The poll also found that most of the public was unaware that a recent federal court ruling would invalidate the ACA if it is upheld. Only 44% were aware of the ruling, which said that because Congress eliminated the tax penalty for not having health insurance, the entire law cannot stand.

When the ruling is explained, more Americans disapprove (51%) than approve (41%) of the ruling, with a sharp partisan split mirroring the public’s overall views of the law.

Meanwhile, the Partnership for America’s Health Care Future—created by PhRMA, the American Medical Association, America’s Health Insurance Plans, BlueCross Blue Shield Association, and others—released a video that argues against Medicare for All.
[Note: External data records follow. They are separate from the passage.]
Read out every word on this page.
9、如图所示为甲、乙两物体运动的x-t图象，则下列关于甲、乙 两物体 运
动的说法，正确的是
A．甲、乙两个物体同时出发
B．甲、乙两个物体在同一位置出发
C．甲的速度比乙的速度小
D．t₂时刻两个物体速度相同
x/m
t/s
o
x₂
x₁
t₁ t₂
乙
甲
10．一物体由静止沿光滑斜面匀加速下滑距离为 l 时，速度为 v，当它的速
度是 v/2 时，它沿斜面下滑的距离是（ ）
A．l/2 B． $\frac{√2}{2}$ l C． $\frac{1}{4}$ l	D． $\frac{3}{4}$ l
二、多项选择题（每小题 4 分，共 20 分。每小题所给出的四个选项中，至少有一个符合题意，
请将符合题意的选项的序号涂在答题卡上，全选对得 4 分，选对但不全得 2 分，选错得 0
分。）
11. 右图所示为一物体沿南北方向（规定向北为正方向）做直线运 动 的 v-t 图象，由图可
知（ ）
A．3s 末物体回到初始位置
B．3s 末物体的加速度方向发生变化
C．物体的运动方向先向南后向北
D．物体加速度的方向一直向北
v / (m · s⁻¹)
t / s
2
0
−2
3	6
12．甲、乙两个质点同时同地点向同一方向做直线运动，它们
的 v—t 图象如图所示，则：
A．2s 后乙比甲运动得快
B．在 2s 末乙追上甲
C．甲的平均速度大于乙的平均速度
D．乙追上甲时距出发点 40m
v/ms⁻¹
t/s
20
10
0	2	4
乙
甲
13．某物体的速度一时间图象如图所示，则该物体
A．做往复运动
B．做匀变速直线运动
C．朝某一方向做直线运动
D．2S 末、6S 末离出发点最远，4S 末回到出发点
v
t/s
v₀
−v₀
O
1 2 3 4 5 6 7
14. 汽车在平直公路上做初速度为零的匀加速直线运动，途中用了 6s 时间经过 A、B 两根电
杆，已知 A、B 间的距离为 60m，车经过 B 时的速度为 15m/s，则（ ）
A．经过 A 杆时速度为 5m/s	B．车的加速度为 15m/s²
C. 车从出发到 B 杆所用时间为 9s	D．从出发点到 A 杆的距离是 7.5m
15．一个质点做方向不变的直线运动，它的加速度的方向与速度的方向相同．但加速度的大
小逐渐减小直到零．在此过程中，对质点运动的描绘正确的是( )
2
“Whether it’s called Medicare for All, single-payer, or a public option, a one-size-fits-all healthcare system will mean all Americans have less choice and control over their doctors, treatments, and coverage. It will also mean trillions in higher taxes for hardworking families, lower quality of care, and longer wait times for patients,” the ad states.

While acknowledging rising costs, the ad, which will run on social media, says that America should focus on refining employer-based coverage and public programs so that they work for everyone.